Beautiful Ruins by Jess Walter
My rating: 5 of 5 stars
What a beautiful, crazy story. Set alternately in 1962 Italy, current-day Hollywood, Idaho and Edinburgh, and following the lives of an Italian inn keeper, an American actress, a Hollywood producer, an aspiring screenwriter, and a has-been (maybe a never-was) musician, Beautiful Ruins is just that...the story of gorgeous ruined lives.
In 1962, Pasquale Tursi is twenty-two, having returned to his village to run his father's hotel. While he dreams of enticing American tourists to this remote cove, the tiny village is in reality the destination of no one. Until one day when Dee Moray, a beautiful American actress arrives. She is in Italy filming "Cleopatra" with Liz Taylor and Richard Burton, but has fallen ill.

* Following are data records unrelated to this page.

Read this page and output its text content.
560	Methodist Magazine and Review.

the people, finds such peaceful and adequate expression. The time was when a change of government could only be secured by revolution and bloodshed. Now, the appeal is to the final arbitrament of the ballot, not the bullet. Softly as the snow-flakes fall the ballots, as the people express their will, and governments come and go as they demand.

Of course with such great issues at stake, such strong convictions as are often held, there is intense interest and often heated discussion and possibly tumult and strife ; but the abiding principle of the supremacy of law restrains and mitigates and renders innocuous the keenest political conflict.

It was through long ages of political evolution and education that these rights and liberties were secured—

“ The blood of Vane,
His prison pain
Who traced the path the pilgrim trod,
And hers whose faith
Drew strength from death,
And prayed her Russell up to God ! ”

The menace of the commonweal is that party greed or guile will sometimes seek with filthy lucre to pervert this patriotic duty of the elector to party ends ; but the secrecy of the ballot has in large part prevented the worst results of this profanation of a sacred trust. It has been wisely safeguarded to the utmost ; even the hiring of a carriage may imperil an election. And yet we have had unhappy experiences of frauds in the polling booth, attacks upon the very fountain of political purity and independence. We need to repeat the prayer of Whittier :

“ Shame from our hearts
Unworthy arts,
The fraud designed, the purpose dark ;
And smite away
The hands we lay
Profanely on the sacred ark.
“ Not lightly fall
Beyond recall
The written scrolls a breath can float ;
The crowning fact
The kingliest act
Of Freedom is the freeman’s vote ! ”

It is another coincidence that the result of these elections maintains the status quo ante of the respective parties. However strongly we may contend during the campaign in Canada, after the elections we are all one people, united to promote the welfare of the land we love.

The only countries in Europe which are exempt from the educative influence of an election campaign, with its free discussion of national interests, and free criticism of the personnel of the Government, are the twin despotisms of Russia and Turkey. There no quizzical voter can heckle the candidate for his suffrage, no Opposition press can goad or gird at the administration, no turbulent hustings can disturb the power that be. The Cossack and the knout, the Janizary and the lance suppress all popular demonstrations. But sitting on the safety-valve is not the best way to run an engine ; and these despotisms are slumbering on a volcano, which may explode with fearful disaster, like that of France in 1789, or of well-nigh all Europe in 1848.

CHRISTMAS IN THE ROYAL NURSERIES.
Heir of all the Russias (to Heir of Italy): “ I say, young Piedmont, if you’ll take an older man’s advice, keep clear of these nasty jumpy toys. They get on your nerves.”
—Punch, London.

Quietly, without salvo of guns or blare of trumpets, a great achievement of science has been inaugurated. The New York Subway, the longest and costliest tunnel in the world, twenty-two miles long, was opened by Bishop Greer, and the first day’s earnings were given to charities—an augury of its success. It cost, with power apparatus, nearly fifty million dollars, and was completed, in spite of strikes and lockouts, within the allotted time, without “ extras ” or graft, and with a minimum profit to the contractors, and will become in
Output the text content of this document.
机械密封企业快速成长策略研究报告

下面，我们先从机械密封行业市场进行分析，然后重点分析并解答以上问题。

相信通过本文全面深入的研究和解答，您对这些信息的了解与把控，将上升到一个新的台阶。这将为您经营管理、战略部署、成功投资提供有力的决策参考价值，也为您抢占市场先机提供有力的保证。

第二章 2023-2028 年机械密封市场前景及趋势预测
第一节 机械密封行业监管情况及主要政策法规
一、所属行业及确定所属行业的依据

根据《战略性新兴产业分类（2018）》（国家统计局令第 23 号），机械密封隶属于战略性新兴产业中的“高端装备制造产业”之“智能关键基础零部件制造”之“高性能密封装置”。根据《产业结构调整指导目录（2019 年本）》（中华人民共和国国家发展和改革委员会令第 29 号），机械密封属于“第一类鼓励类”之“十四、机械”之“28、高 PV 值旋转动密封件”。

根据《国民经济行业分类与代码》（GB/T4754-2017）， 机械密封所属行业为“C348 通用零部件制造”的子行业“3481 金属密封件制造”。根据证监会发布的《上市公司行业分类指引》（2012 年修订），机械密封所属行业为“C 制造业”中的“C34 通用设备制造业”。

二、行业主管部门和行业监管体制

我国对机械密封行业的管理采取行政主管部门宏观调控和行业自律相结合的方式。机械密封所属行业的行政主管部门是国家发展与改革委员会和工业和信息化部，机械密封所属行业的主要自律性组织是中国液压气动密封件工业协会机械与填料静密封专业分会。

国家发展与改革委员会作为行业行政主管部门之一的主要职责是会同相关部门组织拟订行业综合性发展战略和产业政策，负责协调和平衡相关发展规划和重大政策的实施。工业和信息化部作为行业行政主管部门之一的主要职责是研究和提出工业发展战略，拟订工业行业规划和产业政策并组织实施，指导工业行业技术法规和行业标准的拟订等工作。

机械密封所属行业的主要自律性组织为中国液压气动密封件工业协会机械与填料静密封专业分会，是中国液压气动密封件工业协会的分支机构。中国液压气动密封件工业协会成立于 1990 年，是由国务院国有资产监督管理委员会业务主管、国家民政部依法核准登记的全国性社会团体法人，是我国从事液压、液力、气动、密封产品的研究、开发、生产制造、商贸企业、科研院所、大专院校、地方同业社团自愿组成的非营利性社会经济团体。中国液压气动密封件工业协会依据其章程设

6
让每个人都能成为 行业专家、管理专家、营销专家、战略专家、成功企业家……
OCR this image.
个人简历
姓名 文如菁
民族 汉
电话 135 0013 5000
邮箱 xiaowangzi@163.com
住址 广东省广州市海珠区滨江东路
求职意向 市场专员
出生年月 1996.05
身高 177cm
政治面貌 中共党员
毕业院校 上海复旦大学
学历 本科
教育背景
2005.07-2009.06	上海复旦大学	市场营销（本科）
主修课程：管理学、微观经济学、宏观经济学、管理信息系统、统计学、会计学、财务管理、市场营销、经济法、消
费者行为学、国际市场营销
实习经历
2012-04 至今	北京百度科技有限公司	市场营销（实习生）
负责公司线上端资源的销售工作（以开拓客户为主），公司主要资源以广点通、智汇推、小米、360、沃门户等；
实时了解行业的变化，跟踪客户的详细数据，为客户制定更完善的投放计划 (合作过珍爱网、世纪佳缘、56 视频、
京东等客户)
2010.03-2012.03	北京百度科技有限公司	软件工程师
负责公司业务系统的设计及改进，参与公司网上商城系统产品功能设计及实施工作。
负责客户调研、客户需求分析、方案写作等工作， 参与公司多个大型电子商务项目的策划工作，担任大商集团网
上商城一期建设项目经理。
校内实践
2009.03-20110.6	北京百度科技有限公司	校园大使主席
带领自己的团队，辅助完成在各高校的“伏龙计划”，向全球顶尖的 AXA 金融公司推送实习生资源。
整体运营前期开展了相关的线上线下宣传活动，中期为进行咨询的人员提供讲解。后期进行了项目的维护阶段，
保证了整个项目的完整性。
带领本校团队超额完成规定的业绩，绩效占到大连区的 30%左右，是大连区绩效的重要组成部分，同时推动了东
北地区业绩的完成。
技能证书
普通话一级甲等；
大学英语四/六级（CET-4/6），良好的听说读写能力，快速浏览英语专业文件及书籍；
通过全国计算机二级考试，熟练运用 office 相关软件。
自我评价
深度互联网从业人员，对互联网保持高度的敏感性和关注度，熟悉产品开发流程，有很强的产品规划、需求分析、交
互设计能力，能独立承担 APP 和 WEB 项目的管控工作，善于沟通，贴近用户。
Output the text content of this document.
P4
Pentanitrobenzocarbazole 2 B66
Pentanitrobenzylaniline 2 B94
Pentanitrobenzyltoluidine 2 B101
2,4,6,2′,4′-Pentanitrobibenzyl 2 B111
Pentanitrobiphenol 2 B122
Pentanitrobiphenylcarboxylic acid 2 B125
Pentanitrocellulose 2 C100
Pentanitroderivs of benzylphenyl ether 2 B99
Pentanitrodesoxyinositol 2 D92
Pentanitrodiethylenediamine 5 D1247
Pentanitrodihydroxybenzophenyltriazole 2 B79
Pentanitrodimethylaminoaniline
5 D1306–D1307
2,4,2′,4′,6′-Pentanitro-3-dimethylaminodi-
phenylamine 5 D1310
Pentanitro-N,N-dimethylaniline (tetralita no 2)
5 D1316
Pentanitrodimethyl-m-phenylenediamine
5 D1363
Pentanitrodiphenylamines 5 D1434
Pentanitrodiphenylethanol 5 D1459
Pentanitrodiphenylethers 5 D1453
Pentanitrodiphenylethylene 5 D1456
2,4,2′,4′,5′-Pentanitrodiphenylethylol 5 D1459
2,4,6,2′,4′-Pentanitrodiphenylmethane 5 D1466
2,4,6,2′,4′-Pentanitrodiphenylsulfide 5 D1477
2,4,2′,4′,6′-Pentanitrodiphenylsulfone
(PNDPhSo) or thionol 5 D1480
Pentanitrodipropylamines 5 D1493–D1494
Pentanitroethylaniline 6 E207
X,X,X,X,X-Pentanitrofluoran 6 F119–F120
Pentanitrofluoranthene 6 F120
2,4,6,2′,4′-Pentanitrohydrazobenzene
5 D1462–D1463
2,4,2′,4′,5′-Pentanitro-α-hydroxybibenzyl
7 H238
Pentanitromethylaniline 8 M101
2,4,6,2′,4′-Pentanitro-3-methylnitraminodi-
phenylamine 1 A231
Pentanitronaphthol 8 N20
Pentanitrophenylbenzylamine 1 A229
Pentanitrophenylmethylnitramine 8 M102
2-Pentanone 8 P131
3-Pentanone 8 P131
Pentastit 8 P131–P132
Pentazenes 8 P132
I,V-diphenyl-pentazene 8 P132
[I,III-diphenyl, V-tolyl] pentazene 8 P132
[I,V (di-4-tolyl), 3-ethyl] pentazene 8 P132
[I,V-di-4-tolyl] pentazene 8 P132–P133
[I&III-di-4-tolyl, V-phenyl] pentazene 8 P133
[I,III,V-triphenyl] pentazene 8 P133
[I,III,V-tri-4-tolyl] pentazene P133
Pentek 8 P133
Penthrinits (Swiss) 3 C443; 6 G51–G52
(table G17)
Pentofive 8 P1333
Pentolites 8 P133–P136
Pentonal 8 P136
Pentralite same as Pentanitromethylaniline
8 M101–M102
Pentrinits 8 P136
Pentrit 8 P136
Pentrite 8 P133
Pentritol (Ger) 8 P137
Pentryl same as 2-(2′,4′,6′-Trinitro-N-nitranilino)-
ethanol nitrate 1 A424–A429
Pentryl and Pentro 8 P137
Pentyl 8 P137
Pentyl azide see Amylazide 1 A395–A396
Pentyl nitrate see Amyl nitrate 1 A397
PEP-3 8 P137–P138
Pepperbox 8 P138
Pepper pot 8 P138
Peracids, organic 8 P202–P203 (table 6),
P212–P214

What unfolds from this opening chapter is an intricate study of choice and fate, and of how desire informs both. "This is a love story...But really what isn't?" The characters Walter has created are hungry, desirous, wanting creatures (as are we all). And this book languishes in this human yearning.
I was absolutely captivated by these intertwined stories which lead, ultimately, to one of the most beautiful, lyrical final chapters I have ever read.
It is reminiscent of nothing...entirely original. A new favorite. Read this book. Read this book!